STM32WB55RG : Flash memory available for user application

Steven.D · ‎2019-10-28

Hi all,

I'm trying to determine how much FLASH memory will be available for my user application. I'm using an STM32WB55RG. I don't do this quite often so I could use some help

I got clues from different sources but i'm not sure which one is correct :

Given from the "stm32wb5x_FUS_fw.bin" + "stm32wb5x_BLE_Stack_fw.bin" files size, 186kB should be occupied. So I deduc that 838kB are available for user app.
In the MOOC for the STM32WB workshop, it's said that the size allocated for the upper block of flash depends on the technology and the addons used (they say 80kB for BLE stack, and 160-170 for BLE+OTA). This seems weird as the size for the BLE stack file is 162kB.
Inside AN5185, the Table 5. Device information table tells us that both the FUS and the wireless stack can use up to 65535 sectors of 4K -> For me, this means that they could take 256kB each, leaving us with 512kB for the user application. If this is true, I guess there is not many cases in which this will happen.

If someone is willing to explain to me what is the correct procedure and what is wrong with the others, that would be really valuable for me!

Vyacheslav · ‎2019-10-28

Hi, Steven.

The easiest way: if there is a stack, then the first secure sector indicates the maximum size of user space.

Get SFSA register and multiply by 0x1000.

Assuming a stack update, subtract the stack size and bootloader size from this value.

This will be what you need.

Regards,

Vyacheslav.

Steven.D · ‎2019-10-28

Thanks for the answer Vyacheslav ! 🙂

Ok so I have SFSA = 0xCB, given your calculation this gives me 812kB available. This is close to what I found by adding the size of the files : FUS + stack_ble (838kB availaible). Just for the info, do you have any idea what is missing in this calculus ?

Also, assuming a stack update. Do you know how much flash size should be reserved for the stack so we have a safe way to be sure there will be no future conflic with our user app ?

Vyacheslav · ‎2019-10-28

For first question - answer by link from Remi Quintin begins as "A 1MB Flash device has a specific context: ...".

There is a strange memory situation in 1M chip 🙂

About second question: use AN5185 #2.1.1 "Operation instructions". My answer to Remi at the specified link.

If you read the whole thread, can it help you?

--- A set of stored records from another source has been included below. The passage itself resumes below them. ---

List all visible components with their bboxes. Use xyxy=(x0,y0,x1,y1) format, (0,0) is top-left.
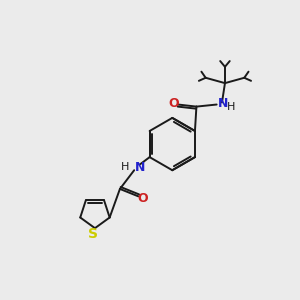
Text: O: O xyxy=(137,192,148,205)
Text: N: N xyxy=(218,97,228,110)
Text: O: O xyxy=(169,98,179,110)
Text: H: H xyxy=(226,102,235,112)
Text: S: S xyxy=(88,227,98,241)
Text: N: N xyxy=(135,161,145,174)
Text: H: H xyxy=(121,162,129,172)
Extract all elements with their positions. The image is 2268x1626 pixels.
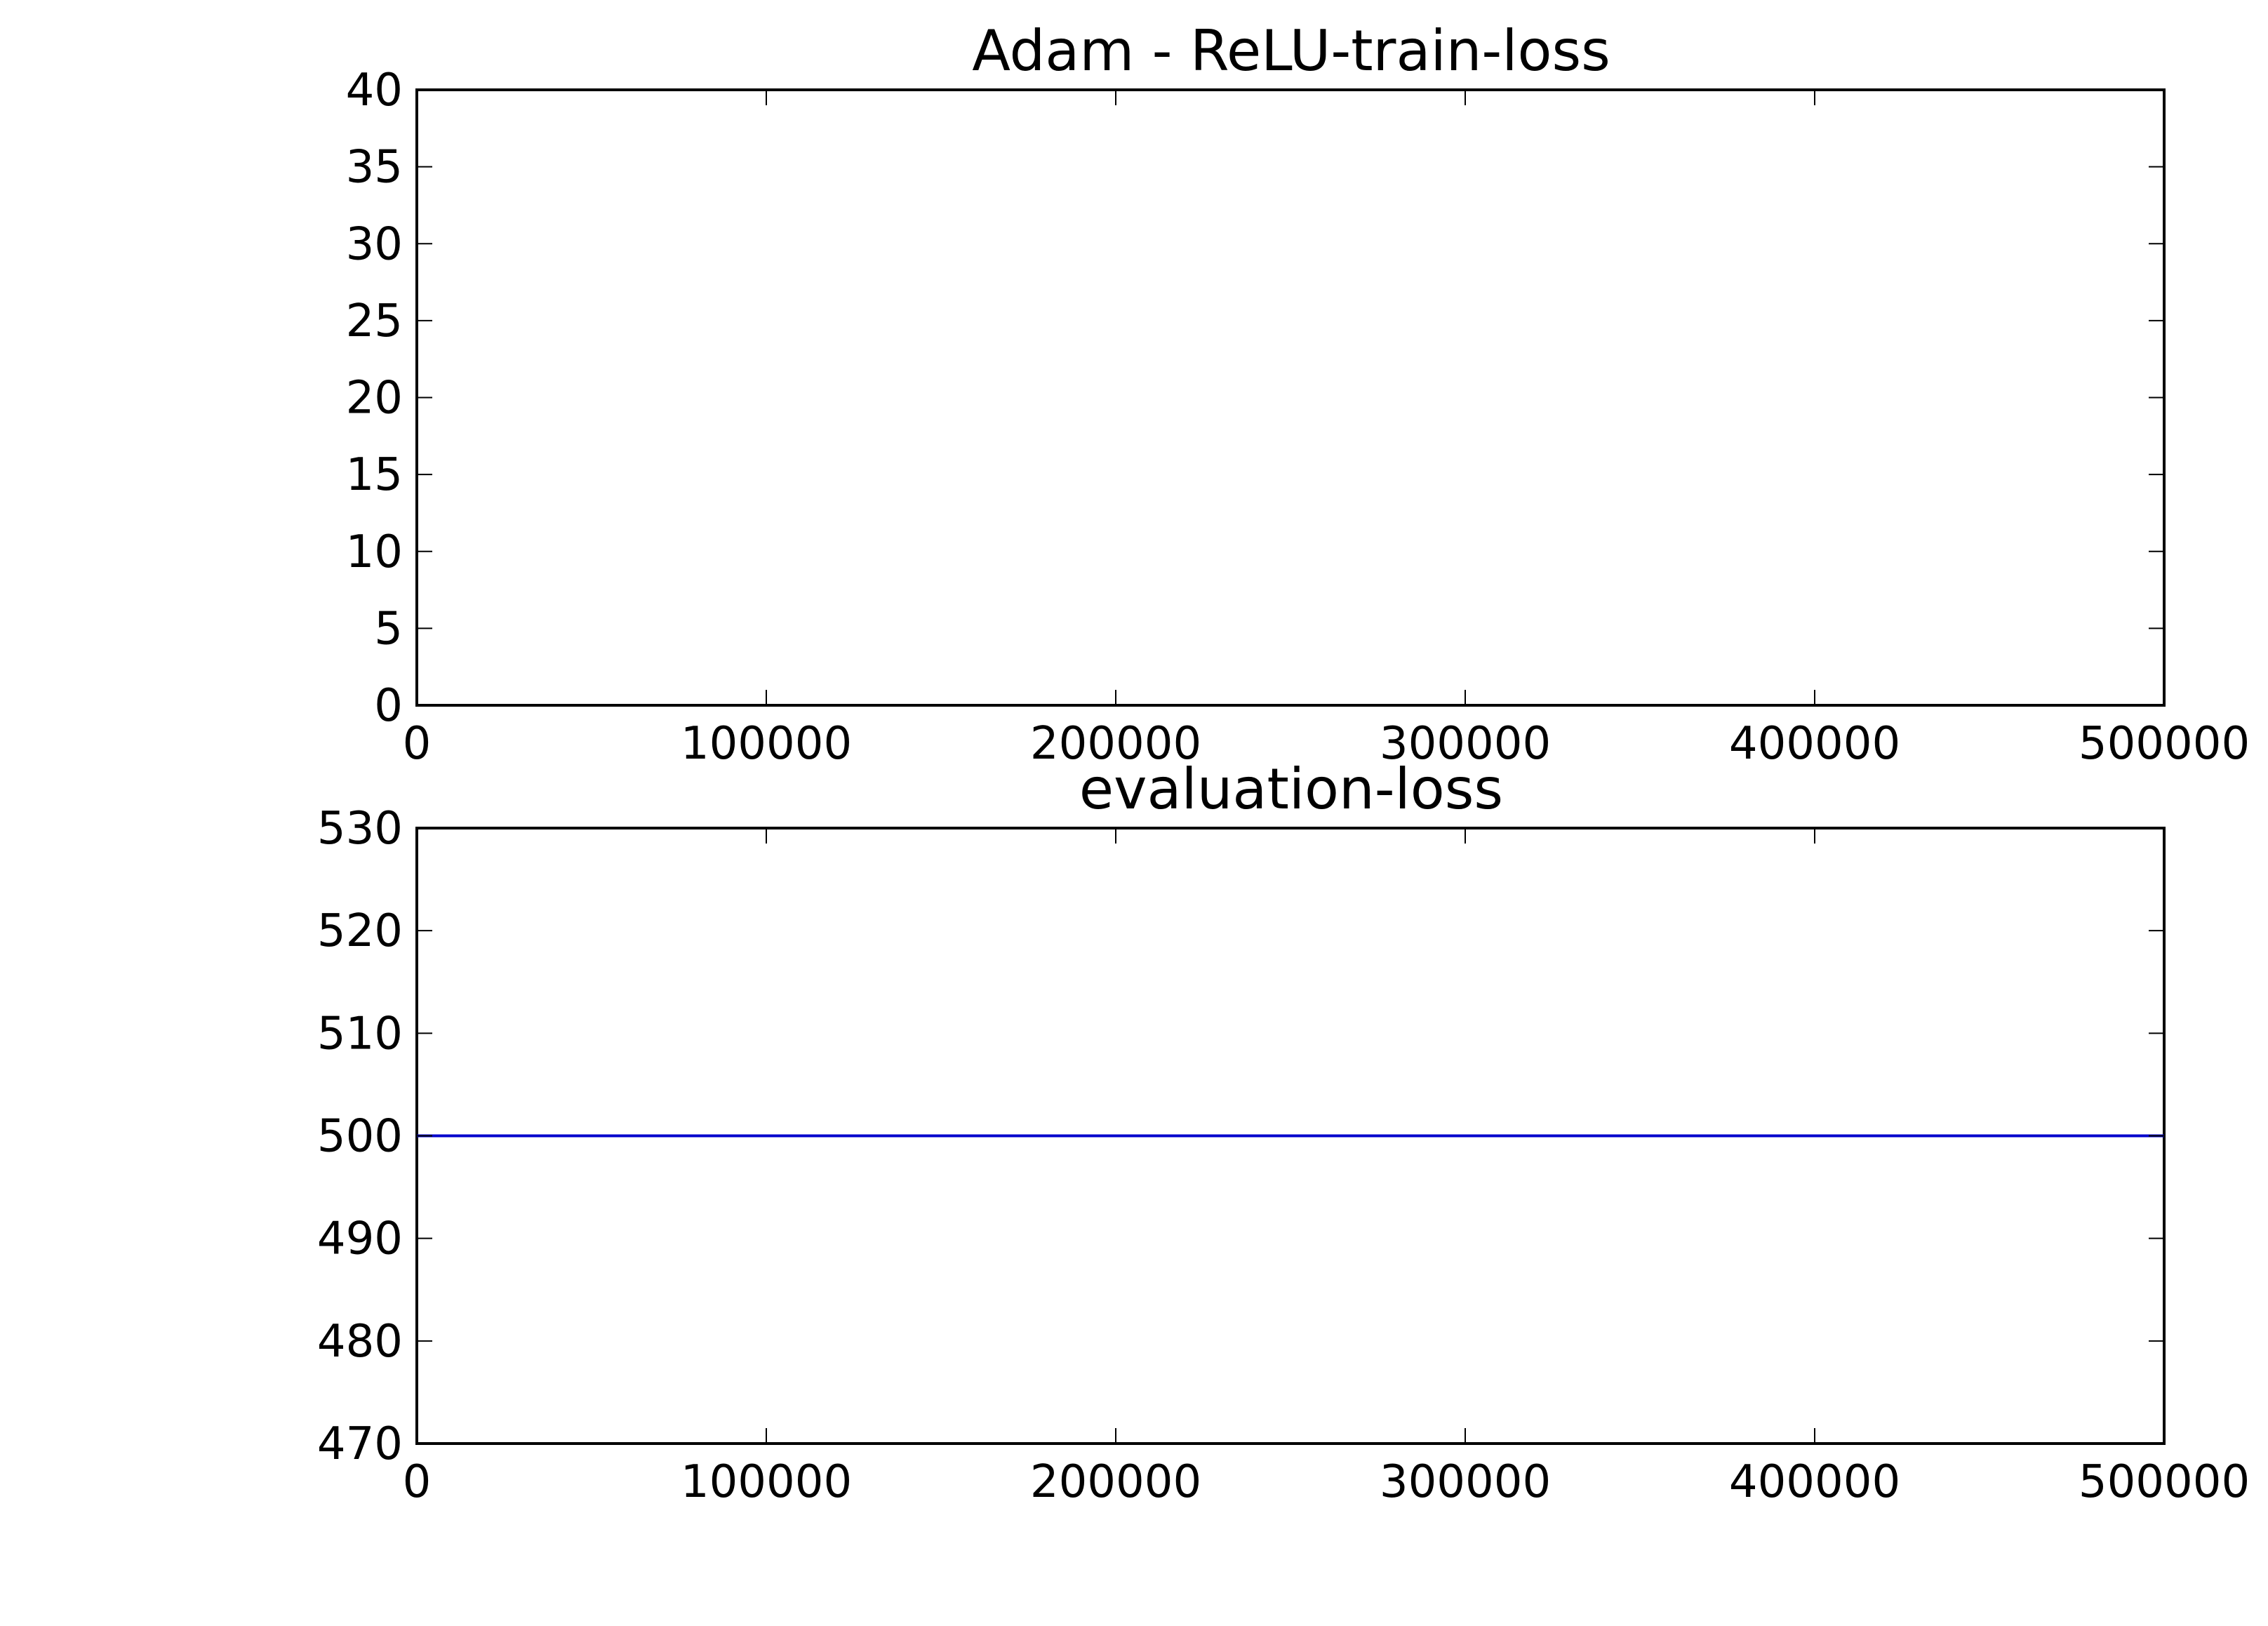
y-tick-label: 500	[317, 1111, 403, 1163]
x-tick-label: 0	[403, 1456, 432, 1508]
y-tick-label: 530	[317, 803, 403, 855]
axis-tick-labels: 0 100000 200000 300000 400000 500000 470 480 490…	[317, 803, 2250, 1508]
train-loss-panel: Adam - ReLU-train-loss 0 100000 200000 3000…	[346, 18, 2250, 770]
y-tick-label: 510	[317, 1008, 403, 1060]
y-tick-label: 10	[346, 526, 403, 578]
x-tick-label: 100000	[681, 718, 852, 770]
x-tick-label: 500000	[2079, 718, 2250, 770]
y-tick-label: 15	[346, 449, 403, 501]
y-tick-label: 490	[317, 1213, 403, 1265]
x-tick-label: 200000	[1030, 1456, 1201, 1508]
x-tick-label: 400000	[1729, 1456, 1900, 1508]
chart-title: Adam - ReLU-train-loss	[972, 18, 1610, 84]
axis-ticks	[416, 827, 2165, 1444]
x-tick-label: 100000	[681, 1456, 852, 1508]
axis-ticks	[416, 89, 2165, 706]
x-tick-label: 300000	[1380, 718, 1551, 770]
y-tick-label: 0	[374, 680, 403, 732]
y-tick-label: 520	[317, 905, 403, 957]
y-tick-label: 30	[346, 218, 403, 270]
y-tick-label: 480	[317, 1316, 403, 1368]
y-tick-label: 20	[346, 373, 403, 425]
y-tick-label: 470	[317, 1418, 403, 1470]
y-tick-label: 25	[346, 295, 403, 347]
x-tick-label: 200000	[1030, 718, 1201, 770]
x-tick-label: 300000	[1380, 1456, 1551, 1508]
chart-title: evaluation-loss	[1079, 757, 1503, 822]
y-tick-label: 35	[346, 142, 403, 194]
x-tick-label: 500000	[2079, 1456, 2250, 1508]
y-tick-label: 40	[346, 65, 403, 116]
x-tick-label: 400000	[1729, 718, 1900, 770]
evaluation-loss-panel: evaluation-loss 0 100000 200000 300000 40000…	[317, 757, 2250, 1508]
x-tick-label: 0	[403, 718, 432, 770]
axis-tick-labels: 0 100000 200000 300000 400000 500000 0 5 10 15 20 2…	[346, 65, 2250, 770]
y-tick-label: 5	[374, 603, 403, 655]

Personally, I use the algorithm as described in AN5185 #2.1.1 "Operation instructions" and everything works for me.

Remi QUINTIN · ‎2019-10-29

Hi Steven

Your calculation is correct for the BLE stack alone => SFSA = 0xCB (BLE stack + FUS). This means indeed 838kB available for a user application.

Then if you want to use a BLE + Thread Stack , which is the biggest one (493KB => 496 KB for the 4K alignment = 0x7C000), a minimum of 56KB (0xE000 for the FUS) + 496 KB (0x7C000 for the RF stack) is required. This leads to a total 0x8A000 bytes to be reserved at the top of the Flash memory => 0x08100000 - 0x8A000 = 0x08076000 => Start address SFSA = 0x76. So this let a total of 0x76000 x 4KB = 483328 Bytes for a user application.

For any of the RF stack used, if you want to add the OTA feature, then you have to add the OTA application size (loaded at the begining of the 1MB Flash memory) which is 0x7000 = 28672 KBytes. The user application targeted to be updated through OTA should be loaded at address 0x7000. And so the maximum size allowed for it if you use the biggest RF stack (BLE + Thread) is 483328 KB - 28672 KB = 454656 KB (0x6F000).

Hope those calculations clarify your view.